All the usual mix of old and new from five past eight this Friday on BBC Radio Scotland.
In the world of synchronicity or is it serendipity…..whatever. As it so happens there has been a tribute album put together of Nebraska by Clubhouse Records UK. Its got all sorts of country/americana boys and girls on it which looks like a perfect fit for AC. Probably too late to feature this week, but then again ? (there are also a number of youtube clips up from this compilation).
Great post and bound to be a great show. 2 fantastic albums. I have a Nebraska tribute album which is well worth seeking out called Badlands.
Having to play catch-up with the show this week as I was out at a (decidedly un-AC) gig last Friday. I always love the forays into Springsteen’s back catalogue on the show, and both “Nebraska” and “Tunnel of Love” are albums that totally passed me by at the time, but resonate more with me now, and especially so thanks to your own commentary and insights, Ricky.

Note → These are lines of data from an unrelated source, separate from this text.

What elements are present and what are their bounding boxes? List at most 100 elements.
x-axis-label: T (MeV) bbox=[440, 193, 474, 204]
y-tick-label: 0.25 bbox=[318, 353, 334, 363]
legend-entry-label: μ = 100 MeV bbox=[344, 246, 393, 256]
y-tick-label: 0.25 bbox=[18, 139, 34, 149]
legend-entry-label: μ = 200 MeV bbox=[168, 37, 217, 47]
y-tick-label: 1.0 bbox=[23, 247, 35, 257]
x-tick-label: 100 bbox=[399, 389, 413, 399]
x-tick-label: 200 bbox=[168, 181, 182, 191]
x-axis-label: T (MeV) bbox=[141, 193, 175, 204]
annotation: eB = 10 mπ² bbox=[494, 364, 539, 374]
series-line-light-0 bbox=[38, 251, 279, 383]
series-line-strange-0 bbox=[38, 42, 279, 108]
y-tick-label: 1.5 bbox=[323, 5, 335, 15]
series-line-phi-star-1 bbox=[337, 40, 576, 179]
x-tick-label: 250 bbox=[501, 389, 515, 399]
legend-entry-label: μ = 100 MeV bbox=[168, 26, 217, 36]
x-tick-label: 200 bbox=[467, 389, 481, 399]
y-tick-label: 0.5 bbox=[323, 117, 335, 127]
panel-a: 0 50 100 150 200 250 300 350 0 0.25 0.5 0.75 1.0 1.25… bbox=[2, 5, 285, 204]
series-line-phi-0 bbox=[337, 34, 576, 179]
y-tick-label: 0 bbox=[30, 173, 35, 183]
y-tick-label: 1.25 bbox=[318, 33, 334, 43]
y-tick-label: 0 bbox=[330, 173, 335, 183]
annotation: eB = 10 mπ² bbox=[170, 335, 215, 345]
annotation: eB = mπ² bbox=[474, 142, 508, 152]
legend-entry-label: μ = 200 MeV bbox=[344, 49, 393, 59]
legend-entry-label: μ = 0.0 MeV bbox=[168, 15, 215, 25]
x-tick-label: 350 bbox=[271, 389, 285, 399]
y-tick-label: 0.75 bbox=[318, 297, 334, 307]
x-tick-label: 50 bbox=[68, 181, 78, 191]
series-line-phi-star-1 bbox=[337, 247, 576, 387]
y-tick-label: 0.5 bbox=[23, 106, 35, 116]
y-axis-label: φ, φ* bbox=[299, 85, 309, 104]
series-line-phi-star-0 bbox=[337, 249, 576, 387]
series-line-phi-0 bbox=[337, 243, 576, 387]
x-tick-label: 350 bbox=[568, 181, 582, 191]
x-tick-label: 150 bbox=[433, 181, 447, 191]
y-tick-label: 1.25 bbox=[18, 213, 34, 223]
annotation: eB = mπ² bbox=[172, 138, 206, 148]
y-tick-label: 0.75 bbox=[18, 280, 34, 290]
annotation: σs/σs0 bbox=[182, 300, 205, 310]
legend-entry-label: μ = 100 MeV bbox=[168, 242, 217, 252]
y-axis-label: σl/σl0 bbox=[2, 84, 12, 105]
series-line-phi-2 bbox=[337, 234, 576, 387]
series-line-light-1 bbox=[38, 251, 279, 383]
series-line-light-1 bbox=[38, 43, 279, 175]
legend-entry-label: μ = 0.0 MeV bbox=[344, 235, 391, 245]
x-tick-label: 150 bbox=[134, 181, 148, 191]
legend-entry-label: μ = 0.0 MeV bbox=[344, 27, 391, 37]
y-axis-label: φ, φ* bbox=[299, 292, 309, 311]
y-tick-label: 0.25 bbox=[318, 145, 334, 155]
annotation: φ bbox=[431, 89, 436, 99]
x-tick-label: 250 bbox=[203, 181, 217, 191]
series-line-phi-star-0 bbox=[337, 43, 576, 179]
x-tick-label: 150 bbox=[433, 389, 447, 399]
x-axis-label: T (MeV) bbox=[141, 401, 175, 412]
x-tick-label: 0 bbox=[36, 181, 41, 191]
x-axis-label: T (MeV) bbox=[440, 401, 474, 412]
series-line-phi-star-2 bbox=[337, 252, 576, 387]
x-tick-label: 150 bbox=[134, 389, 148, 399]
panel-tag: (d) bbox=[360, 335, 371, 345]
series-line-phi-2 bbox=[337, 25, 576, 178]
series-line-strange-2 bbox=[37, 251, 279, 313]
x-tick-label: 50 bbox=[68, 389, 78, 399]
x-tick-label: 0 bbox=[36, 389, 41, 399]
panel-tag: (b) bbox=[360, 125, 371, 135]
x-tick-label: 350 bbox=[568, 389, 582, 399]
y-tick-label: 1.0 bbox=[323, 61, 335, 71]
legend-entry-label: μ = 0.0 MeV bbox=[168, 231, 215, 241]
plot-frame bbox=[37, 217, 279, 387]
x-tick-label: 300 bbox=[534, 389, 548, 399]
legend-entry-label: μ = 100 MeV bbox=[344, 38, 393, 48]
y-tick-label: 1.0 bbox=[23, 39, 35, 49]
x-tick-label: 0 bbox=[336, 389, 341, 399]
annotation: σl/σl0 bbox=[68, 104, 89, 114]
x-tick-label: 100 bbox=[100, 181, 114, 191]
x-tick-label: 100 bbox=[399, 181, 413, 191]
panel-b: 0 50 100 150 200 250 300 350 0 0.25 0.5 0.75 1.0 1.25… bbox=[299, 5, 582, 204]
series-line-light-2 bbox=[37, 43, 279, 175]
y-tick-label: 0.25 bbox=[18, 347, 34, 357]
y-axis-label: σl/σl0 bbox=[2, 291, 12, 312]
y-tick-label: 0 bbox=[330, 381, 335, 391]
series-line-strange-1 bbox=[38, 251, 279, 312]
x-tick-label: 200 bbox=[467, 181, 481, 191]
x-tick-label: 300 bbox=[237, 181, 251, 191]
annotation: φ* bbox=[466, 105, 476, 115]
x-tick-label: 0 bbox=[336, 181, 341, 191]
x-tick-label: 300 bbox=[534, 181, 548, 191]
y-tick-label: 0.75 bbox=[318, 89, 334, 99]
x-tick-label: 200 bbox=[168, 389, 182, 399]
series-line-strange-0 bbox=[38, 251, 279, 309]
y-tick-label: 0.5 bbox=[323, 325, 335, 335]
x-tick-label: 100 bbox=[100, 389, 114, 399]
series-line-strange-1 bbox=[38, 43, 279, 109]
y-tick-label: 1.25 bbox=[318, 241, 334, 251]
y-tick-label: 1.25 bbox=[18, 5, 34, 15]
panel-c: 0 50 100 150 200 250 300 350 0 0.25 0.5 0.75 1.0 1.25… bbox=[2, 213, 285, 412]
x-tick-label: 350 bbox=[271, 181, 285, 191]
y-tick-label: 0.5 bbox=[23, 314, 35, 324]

I also thought I would share the following article from Psychology Today entitled “Bruce Springsteen and the Politics of Meaning in America”, which joins in on this week’s examination of US politics too. I think I happened across it as Martyn Joseph—an artist who first made me peer beneath the surface of the Boss’s music, and who recorded a wonderfully stripped-down version of “One Step Up”, a personal favourite of mine, on his last album—shared it on Twitter. It’s a fascinating and truly resonant piece that once again serves to reinforce the potential for power and meaning in both the craft of songwriting and the art of performance, and illustrates the cultural and social significance of Springsteen’s body of work. There are even quotes from both Joe Biden and Hillary Clinton that might just indicate they’ve been listening to the Deacon Blue back catalogue!
http://www.psychologytoday.com/blog/what-is-he-thinking/201209/bruce-springsteen-and-the-politics-meaning-in-america
Anyway, all in all another great show. Loved the new song from Randy Newman (duly downloaded), and I’m looking forward to hearing more of Tift Merritt’s new album when it arrives in the mail later this week. Congratulations, too, on the success of “The Hipsters”—which grows on me further with every listen—and I trust you and the band will have a great time travelling together out on the road…
I just had to pop back to this post as I happened across a video of Martyn Joseph offering both an exquisite performance and perfect deconstruction of “One Step Up”, something I’ve heard him do live myself. Here, across ten minutes, is why I love both the song and this artist:
Adam,
Thanks so much for the Martyn Joseph link.